Bring a sizable pot of salted water to some boil, add some pasta and prepare for eight to ten minutes or until tender yet firm (as the saying goes in Italian "al dente .") Drain the pasta well, reserving 1/2 cup from the starchy cooking water to make use of within the sauce if you want.
Meanwhile, heat the essential olive oil inside a deep skillet over medium flame. Add some pancetta and saute for around 3 minutes, before the bacon is crisp and also the fat is made. Chuck the ball garlic clove in to the fat and saute for under one minute to melt.

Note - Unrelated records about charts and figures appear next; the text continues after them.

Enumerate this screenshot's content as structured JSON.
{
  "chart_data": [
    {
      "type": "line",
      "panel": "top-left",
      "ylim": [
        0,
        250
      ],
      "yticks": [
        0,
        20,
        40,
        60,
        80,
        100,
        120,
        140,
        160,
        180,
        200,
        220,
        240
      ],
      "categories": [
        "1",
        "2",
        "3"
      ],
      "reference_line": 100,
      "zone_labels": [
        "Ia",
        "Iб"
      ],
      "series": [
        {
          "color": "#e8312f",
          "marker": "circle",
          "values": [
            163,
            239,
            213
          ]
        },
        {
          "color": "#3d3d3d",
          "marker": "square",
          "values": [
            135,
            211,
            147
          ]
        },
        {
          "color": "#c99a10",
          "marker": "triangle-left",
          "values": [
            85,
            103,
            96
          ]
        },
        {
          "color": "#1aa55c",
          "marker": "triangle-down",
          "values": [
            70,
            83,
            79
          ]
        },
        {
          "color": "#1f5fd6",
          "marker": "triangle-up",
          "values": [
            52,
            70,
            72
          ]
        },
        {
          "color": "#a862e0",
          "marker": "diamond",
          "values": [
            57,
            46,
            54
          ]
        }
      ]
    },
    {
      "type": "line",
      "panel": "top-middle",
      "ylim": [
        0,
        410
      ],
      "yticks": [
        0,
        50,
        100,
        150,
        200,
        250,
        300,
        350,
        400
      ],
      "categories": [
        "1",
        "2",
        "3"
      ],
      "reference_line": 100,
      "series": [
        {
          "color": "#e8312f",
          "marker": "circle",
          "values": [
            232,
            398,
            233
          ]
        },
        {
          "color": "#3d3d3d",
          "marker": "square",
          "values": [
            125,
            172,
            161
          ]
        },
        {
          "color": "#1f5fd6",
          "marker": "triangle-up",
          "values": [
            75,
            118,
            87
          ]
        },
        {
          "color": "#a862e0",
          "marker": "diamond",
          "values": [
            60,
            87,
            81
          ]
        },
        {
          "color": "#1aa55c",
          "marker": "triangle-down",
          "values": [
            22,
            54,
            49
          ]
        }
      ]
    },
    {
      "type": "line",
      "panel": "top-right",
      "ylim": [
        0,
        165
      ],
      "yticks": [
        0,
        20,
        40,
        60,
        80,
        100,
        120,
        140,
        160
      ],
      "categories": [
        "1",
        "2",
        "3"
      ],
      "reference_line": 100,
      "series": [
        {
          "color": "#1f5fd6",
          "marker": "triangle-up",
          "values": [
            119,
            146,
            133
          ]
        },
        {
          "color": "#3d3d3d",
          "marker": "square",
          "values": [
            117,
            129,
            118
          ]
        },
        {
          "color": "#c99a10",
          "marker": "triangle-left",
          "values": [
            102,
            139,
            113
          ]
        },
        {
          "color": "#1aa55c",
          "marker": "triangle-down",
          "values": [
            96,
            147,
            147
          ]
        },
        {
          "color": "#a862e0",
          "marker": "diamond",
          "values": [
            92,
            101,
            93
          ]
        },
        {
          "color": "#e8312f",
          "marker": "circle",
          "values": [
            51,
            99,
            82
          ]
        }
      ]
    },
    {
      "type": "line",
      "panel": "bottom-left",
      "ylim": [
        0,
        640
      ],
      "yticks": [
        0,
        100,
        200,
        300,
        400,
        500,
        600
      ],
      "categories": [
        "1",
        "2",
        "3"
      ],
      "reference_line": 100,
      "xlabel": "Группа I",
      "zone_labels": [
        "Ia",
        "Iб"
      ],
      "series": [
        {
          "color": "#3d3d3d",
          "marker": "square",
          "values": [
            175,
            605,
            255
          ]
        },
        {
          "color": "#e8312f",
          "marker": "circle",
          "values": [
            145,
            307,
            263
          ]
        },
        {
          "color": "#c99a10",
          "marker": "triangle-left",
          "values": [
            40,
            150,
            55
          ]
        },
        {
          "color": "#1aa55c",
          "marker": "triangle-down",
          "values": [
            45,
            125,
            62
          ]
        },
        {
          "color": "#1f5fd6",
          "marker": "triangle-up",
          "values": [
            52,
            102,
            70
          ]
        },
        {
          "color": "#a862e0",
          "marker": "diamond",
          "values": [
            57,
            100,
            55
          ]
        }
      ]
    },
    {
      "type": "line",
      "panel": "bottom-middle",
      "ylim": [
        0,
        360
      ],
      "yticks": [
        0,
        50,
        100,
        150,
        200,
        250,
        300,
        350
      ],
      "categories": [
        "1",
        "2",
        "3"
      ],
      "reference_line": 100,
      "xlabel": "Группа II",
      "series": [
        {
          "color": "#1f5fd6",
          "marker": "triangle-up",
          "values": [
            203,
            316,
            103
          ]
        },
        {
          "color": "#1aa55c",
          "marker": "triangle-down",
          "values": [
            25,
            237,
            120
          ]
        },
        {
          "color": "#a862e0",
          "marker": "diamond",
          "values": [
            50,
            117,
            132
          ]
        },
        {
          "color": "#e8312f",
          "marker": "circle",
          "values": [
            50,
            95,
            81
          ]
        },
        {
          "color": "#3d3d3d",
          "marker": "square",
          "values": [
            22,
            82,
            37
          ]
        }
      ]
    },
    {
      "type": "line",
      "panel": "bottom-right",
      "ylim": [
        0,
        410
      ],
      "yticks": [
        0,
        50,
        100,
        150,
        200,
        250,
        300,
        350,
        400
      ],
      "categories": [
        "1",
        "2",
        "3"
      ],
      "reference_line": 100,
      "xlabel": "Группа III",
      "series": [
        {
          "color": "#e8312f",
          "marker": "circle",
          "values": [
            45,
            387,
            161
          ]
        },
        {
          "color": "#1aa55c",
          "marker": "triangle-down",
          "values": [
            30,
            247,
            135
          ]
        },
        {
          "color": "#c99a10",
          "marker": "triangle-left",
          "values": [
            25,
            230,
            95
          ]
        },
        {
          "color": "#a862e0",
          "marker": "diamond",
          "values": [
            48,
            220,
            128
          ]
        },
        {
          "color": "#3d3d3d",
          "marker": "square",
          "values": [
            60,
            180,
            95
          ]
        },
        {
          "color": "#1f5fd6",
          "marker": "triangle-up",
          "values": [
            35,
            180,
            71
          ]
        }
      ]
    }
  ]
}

Add some hot, drained spaghetti towards the pan and toss for just two minutes to coat the strands within the bacon fat. Beat the eggs and Parmesan together inside a mixing bowl, stirring well to avoid protuberances. Take away the pan in the heat and pour the egg/cheese mixture in to the pasta, whisking rapidly before the eggs thicken, but don't scramble (this is accomplished from the heat to make sure this doesn't happen.) Thin the sauce along with some the reserved pasta water, until it reaches preferred consistency. Season the carbonara with several turns of freshly ground pepper and taste for salt. Mound the spaghetti carbonara into warm serving bowls and garnish with chopped parsley. Pass more cheese round the table.